MP usa dados de repatriação em investigações

Maíra Magro

14/06/2017

 

 

O Ministério Público está usando dados do Programa de Repatriação para investigar pessoas envolvidas na Operação Lava-Jato e em outros escândalos, sem precisar de quebra de sigilo bancário ou fiscal. As informações consideradas suspeitas são enviadas aos procuradores pelo Conselho de Controle de Atividades Financeiras (Coaf), que por sua vez recebe comunicados dos bancos sobre operações atípicas.

"Não importa se é TED, DOC ou Repatriação. Os bancos têm a obrigação de comunicar toda operação suspeita ao Coaf", disse ao Valor o presidente do conselho, Antonio Gustavo Rodrigues. Questionado se no caso da repatriação todas as operações poderiam ser consideradas suspeitas, já que o dinheiro legalizado estava oculto no exterior, ele afirma que não. Em um exemplo hipotético, a repatriação feita por um empresário dono de uma grande indústria, que mantém relação com um banco durante décadas, não seria em primeira análise considerada atípica, segundo o presidente do Coaf. "Mas há milhões de situações que poderiam gerar sinais de alerta", ressalta Rodrigues.

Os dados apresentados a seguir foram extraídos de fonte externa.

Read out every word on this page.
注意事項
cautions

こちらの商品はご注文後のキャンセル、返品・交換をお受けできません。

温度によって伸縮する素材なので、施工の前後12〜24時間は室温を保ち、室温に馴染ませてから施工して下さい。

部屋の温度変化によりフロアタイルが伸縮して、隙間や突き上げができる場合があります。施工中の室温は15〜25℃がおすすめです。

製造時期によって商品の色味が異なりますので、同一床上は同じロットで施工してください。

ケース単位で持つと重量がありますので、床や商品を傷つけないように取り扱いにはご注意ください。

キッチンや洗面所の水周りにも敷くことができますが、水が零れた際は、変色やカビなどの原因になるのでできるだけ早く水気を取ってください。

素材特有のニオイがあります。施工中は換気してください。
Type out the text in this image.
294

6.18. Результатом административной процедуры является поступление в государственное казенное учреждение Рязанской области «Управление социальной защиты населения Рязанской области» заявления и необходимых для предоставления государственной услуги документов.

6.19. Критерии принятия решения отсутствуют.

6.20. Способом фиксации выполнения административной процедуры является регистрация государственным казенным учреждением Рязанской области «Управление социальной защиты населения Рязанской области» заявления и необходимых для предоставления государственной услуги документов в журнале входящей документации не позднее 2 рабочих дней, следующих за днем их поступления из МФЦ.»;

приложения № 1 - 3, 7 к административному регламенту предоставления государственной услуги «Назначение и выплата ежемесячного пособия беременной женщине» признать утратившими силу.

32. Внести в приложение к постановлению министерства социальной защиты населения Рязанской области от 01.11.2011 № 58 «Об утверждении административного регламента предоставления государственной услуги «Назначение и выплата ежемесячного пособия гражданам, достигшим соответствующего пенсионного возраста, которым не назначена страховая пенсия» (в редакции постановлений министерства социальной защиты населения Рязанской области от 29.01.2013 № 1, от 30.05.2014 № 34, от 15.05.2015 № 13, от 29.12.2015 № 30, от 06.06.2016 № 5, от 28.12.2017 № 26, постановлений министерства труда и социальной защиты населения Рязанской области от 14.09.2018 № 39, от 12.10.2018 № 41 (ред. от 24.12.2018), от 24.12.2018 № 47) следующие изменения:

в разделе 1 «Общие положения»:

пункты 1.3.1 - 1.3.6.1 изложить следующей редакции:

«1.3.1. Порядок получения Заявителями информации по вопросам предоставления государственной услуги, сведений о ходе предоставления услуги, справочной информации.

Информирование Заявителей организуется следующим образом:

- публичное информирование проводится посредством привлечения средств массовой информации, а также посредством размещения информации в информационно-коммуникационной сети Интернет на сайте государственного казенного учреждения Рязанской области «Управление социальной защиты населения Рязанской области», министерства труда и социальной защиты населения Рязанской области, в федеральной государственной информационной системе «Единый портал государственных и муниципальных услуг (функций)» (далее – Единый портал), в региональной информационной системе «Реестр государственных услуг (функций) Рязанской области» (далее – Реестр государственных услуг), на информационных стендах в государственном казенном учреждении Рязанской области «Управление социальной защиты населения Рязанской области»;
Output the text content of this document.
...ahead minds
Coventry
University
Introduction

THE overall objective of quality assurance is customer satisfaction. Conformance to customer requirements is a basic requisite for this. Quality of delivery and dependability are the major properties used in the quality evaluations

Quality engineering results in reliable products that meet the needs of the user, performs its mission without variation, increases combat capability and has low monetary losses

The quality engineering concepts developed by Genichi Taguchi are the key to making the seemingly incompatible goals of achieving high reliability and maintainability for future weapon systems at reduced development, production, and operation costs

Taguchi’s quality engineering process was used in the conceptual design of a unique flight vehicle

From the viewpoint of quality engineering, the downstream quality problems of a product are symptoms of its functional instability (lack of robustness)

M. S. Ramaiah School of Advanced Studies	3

Recebidas as informações do Coaf, cabe ao MP investigar se o dinheiro repatriado tinha origem ilícita. Se confirmada a ilegalidade, o MP considera que o programa oficial de legalização de ativos foi usado como forma de lavar dinheiro.

Em um caso recente ao qual o Valor teve acesso, o Ministério Público Federal (MPF) no Rio de Janeiro usou dados fornecidos pelo empresário Miguel Iskin, que aderiu ao Programa de Repatriação, para confirmar informações contra ele obtidas em investigações criminais.

O uso das informações é mencionado em decisão do Superior Tribunal de Justiça (STJ) que negou pedido de habeas corpus do empresário. "O MPF apurou, através de informação fornecida pelo banco Itaú ao Coaf, que Miguel Iskin solicitou a adesão ao Regime Especial de Regularização Cambial e Tributária (Rerct) com o intuito de regularizar a quantia de US$ 26,9 milhões depositados nas Bahamas", diz a decisão.

Segundo o documento, o banco também informou o Coaf que o empresário "foi resistente em informar a origem dos recursos, no entanto esclareceu que tratava-se de valores não declarados decorrentes do recebimento de comissões sobre vendas de produtos industriais de empresas sediadas no exterior".

Analisando o caminho do dinheiro, o MPF concluiu que os dados confirmaram que Iskin recebia comissões no exterior supostamente para organizar um cartel de empresas, fraudando pregão eletrônico na área hospitalar. O empresário foi apontado pelo MPF como "o grande corruptor da iniciativa privada na área da saúde no Estado do Rio de Janeiro, responsável pelo pagamento mensal de aproximadamente R$ 450 mil à organização criminosa" que, segundo os procuradores, era chefiada pelo ex-governador Sérgio Cabral (PMDB). Iskin foi preso preventivamente na Operação Fatura Exposta, por suposta prática de corrupção ativa, organização criminosa e lavagem de dinheiro.

Outro caso que chamou a atenção é o do ex-gerente da Petrobras Márcio de Almeida Ferreira, que mantinha R$ 48 milhões em contas nas Bahamas. No fim de 2016, ele regularizou os valores por meio da Lei de Repatriação, alegando que o dinheiro vinha da venda de um imóvel. Mas o Ministério Público entendeu que os recursos tinham origem em "propina proveniente de corrupção na Petrobras". Ferreira foi preso na 40ª fase da Lava-Jato, batizada de "Asfixia".

Segundo advogados consultados pelo Valor, a preocupação inicial de quem aderiu ao programa era se a Receita Federal iria compartilhar os dados com outros órgãos. Assim, muitos foram pegos de surpresa ao saber que os bancos estão partilhando informações.

A Lei de Repatriação (Lei 13.254/2016) diz que "é vedada à Receita Federal do Brasil, ao Conselho Monetário Nacional (CMN), ao Banco Central do Brasil e aos demais órgãos públicos (...) a divulgação ou o compartilhamento das informações prestadas pelos declarantes que tiverem aderido ao Rerct com os Estados, o Distrito Federal e os municípios, inclusive para fins de constituição de crédito tributário." Mas nada é dito a respeito dos bancos e do Coaf, que são obrigados por lei a comunicar e analisar informações suspeitas.

 

 

Valor econômico, v. 17, n. 4276, 14/06/2017. Especial, p. A12.